En todo caso, nada de eso cambia la percepción de que Irán está cada vez más solo, sumido en un cerco que sus variados enemigos van estrechando de manera ¿inexorable? En la actual vuelta de tuerca liderada por la administración Trump, con la colaboración cada vez más visible de Israel y hasta de Arabia Saudí, resulta bien visible que la estrategia actual, tras la denuncia del acuerdo nuclear de 2015, consiste básicamente en ahogar económicamente al régimen –con sanciones cada vez más gravosas–, con la intención de provocar un estado de opinión generalizado que termine por activar una dinámica de protestas de suficiente nivel como para derribar al régimen.
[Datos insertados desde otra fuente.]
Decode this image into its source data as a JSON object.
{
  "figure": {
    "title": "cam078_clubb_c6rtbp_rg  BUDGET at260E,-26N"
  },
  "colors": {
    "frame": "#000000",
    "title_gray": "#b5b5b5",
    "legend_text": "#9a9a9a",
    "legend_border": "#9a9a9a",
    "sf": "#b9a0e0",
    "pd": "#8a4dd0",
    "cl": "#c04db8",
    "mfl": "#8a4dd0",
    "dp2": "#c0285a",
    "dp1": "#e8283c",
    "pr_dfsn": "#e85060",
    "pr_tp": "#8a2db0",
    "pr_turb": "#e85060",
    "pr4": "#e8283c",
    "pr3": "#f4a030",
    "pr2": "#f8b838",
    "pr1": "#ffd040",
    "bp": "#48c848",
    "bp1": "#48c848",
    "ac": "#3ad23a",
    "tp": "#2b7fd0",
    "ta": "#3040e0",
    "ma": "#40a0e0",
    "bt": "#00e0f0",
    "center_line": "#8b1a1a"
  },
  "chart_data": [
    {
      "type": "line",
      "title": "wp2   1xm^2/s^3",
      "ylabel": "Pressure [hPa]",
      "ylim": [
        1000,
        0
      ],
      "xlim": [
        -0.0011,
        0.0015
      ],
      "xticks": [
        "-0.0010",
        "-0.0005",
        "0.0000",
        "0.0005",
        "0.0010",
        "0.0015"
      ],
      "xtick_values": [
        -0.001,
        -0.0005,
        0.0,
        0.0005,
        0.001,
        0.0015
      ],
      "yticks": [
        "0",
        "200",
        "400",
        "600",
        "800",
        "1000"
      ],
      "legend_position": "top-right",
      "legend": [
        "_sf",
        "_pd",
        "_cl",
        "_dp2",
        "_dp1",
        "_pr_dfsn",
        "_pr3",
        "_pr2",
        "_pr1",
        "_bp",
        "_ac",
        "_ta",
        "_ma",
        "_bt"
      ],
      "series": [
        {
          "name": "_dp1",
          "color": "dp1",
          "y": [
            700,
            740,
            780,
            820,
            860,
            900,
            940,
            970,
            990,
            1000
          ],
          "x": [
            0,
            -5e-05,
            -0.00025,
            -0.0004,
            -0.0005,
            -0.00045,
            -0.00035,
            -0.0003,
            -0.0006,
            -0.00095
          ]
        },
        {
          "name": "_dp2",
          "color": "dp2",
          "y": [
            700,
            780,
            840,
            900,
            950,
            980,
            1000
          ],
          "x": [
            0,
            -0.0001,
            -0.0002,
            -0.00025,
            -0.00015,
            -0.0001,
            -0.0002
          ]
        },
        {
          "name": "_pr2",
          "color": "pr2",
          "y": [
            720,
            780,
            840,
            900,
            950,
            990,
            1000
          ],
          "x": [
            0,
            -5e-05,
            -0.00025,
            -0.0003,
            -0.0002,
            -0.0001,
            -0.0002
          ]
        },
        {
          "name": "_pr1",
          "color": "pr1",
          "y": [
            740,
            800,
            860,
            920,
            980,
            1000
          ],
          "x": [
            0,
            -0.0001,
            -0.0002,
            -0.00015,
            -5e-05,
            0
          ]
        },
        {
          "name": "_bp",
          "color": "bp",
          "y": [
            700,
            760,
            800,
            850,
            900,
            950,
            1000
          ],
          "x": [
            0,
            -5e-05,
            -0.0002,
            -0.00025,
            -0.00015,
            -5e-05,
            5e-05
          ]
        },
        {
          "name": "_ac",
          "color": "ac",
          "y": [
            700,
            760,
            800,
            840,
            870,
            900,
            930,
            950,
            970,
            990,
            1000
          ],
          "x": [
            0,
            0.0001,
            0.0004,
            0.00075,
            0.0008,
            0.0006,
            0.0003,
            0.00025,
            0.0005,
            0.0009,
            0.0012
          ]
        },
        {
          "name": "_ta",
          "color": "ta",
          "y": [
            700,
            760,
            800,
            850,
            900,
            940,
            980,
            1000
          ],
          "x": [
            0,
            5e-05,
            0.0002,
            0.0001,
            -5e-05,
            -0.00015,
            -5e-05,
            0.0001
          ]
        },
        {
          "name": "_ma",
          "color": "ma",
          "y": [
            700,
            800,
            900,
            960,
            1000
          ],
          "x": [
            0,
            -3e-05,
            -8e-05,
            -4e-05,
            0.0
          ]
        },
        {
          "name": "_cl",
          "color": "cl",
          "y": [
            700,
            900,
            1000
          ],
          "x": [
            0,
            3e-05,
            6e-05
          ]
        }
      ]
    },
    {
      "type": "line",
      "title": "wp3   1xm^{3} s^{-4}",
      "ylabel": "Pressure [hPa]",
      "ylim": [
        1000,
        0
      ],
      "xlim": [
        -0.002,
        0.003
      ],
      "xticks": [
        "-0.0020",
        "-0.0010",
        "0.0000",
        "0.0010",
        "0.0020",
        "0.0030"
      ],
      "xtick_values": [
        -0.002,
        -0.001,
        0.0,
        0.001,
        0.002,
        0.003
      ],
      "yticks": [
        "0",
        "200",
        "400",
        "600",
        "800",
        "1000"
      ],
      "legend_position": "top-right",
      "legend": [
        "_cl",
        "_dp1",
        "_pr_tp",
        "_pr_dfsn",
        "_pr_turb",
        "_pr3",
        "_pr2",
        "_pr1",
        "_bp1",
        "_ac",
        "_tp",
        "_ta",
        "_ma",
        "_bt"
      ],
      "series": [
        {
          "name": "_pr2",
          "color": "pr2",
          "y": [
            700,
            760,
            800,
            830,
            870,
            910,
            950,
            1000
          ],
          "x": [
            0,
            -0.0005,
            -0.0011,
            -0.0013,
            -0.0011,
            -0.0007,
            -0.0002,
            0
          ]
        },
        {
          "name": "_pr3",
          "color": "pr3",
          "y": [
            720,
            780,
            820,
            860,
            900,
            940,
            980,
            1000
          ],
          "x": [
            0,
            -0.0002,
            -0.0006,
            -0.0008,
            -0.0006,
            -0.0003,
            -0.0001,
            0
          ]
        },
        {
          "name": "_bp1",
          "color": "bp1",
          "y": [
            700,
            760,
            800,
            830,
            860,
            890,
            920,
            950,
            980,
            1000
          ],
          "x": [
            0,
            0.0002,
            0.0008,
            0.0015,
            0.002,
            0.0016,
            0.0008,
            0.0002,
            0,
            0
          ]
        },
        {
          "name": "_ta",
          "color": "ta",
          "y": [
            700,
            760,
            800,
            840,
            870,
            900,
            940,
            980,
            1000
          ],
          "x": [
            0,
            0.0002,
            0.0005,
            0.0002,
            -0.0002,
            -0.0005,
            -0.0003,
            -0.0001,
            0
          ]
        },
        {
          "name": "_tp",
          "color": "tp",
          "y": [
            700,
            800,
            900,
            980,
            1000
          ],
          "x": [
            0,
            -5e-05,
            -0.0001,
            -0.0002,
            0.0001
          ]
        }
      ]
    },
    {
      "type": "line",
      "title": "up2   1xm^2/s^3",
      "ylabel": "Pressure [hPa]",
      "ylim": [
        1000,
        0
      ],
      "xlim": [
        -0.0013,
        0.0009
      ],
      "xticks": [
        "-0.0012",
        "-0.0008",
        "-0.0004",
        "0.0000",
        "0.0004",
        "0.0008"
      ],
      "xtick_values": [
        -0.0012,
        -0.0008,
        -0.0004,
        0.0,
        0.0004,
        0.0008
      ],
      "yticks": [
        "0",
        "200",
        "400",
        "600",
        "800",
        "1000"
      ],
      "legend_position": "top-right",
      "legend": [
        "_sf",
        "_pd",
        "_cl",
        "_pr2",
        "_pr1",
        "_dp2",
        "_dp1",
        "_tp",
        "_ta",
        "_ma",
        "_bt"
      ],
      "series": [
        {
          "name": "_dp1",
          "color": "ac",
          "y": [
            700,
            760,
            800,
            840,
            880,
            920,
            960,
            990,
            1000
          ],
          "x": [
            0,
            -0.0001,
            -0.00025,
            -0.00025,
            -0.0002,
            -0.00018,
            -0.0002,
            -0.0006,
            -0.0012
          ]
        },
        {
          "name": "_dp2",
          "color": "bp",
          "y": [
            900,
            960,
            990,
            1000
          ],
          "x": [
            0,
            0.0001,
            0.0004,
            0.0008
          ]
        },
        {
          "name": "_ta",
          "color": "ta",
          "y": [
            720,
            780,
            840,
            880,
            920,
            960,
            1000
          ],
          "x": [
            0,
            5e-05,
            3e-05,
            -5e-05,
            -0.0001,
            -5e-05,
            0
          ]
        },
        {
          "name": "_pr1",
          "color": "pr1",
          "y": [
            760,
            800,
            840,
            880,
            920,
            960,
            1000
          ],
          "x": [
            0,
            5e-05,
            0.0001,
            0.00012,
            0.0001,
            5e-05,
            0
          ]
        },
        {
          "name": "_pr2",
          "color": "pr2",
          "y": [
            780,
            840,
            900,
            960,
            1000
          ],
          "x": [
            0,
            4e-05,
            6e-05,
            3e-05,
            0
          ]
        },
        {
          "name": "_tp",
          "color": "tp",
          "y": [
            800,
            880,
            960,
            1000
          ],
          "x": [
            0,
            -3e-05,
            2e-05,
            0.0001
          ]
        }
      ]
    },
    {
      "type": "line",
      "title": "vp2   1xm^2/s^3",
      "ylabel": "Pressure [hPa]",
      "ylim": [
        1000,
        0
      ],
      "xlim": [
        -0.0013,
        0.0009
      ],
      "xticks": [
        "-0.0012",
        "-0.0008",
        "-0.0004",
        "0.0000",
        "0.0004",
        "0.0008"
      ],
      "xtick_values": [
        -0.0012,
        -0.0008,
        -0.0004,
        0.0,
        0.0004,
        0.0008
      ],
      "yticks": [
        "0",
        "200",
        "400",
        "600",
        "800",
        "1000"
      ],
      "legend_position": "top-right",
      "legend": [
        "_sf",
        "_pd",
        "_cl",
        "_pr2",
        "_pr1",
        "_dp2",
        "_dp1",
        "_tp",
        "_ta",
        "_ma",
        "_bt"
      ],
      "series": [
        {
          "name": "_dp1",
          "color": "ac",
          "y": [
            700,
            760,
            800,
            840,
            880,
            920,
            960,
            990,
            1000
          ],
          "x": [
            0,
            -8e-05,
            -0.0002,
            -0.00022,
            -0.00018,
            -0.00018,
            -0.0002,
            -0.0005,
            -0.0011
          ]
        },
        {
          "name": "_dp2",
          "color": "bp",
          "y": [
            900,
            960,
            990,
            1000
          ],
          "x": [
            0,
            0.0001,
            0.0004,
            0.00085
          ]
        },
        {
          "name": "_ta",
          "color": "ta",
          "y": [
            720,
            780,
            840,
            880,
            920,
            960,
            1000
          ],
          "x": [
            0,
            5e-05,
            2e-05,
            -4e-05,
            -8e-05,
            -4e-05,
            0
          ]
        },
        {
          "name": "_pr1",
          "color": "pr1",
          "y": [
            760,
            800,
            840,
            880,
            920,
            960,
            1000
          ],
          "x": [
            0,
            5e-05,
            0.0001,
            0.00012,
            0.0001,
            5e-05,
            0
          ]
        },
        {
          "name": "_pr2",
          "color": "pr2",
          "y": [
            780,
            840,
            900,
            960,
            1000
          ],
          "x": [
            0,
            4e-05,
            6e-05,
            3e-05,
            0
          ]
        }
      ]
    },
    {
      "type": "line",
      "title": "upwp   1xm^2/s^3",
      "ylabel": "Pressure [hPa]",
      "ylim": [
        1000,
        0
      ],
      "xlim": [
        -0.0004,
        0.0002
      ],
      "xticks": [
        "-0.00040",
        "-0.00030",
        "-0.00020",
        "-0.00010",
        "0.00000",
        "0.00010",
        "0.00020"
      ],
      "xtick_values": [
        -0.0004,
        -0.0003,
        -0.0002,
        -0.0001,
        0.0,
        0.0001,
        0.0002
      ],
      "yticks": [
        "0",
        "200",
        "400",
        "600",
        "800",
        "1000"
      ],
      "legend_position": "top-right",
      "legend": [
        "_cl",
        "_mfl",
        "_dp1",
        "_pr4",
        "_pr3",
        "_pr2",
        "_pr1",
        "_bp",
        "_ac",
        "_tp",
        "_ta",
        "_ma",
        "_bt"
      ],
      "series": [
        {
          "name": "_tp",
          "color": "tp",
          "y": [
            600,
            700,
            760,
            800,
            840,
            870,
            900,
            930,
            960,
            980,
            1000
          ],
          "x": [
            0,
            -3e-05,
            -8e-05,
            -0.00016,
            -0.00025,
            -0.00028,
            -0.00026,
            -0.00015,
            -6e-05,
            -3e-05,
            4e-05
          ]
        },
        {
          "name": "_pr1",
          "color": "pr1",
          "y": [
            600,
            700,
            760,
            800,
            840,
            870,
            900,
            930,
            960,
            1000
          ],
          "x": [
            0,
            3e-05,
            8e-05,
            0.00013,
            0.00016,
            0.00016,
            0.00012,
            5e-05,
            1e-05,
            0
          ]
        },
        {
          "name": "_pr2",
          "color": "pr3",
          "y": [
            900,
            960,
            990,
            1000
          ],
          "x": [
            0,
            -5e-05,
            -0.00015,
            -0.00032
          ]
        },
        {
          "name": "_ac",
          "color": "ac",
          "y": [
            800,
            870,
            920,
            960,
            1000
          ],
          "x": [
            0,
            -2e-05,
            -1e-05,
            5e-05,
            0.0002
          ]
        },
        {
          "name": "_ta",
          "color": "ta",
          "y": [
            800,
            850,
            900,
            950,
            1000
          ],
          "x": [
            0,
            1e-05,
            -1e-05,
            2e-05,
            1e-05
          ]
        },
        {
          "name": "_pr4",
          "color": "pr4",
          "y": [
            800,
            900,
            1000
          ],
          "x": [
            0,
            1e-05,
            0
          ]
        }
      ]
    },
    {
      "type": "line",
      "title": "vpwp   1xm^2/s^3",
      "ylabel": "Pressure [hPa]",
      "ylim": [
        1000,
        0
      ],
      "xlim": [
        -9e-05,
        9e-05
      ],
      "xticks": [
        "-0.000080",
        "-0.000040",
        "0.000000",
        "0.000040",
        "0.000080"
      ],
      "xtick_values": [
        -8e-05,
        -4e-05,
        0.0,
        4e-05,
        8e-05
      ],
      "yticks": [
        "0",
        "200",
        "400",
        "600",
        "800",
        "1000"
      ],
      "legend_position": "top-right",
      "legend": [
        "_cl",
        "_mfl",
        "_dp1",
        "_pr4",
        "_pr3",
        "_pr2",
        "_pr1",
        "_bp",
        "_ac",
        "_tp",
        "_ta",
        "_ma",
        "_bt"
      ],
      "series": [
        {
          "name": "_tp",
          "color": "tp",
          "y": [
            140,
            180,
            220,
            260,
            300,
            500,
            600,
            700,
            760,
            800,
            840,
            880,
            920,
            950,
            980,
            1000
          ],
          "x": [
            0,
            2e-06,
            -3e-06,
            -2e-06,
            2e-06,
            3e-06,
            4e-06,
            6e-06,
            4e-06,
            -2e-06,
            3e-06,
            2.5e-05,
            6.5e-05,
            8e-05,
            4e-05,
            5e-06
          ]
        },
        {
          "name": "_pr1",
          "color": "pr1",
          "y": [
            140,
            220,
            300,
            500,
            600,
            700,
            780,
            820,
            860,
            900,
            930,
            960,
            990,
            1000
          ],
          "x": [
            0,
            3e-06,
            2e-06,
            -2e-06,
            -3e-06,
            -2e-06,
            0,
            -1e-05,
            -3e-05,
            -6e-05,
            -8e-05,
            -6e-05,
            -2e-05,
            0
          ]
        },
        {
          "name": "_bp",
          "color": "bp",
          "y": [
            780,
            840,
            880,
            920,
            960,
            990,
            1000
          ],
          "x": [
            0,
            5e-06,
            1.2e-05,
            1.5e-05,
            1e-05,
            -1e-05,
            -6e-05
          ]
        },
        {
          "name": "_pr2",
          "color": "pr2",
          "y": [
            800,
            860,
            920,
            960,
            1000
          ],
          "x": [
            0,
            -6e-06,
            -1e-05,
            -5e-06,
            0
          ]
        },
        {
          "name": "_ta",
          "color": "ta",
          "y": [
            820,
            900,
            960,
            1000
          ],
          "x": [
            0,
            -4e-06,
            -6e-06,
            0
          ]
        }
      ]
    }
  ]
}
A eso se suma el apoyo a movimientos críticos con el régimen (sean los baluchis o los árabes de las provincias cercanas a Irak), sin descartar puntuales acciones militares o encubiertas.
Ante esa situación, y aunque se suceden las bravatas como la que acaba de expresar el segundo dirigente de los Pasdarán (“podemos destruir Israel en tres días”), tanto el líder supremo, Alí Jamenei, como sus allegados parecen inclinarse por aguantar el chaparrón hasta que escampe. Así está ocurriendo por ejemplo en Siria, donde Benjamín Netanyahu ya se atreve a reconocer públicamente sus ataques aéreos contra objetivos iraníes, sin que Irán vaya más allá de formular amenazas verbales que no van prácticamente nunca acompañadas de actos de fuerza. En lugar de represaliar contra un enemigo declarado como Israel, Irán parece contentarse con confiar en su propia capacidad de resistencia (entrenada a lo largo de muchos años de sanciones) y de control de la población, esperando a que Trump no sea más que una nota a pie de página en la historia y a que no le fallen todos sus socios y clientes. Así, su bajo perfil se explica, además de por la dificultad para responder a un enemigo que cuenta con una abrumadora superioridad aérea en Siria, por su interés en no dar argumentos para que la Unión Europea termine por alinearse con Estados Unidos. ¿Cuánto tiempo aguantará así?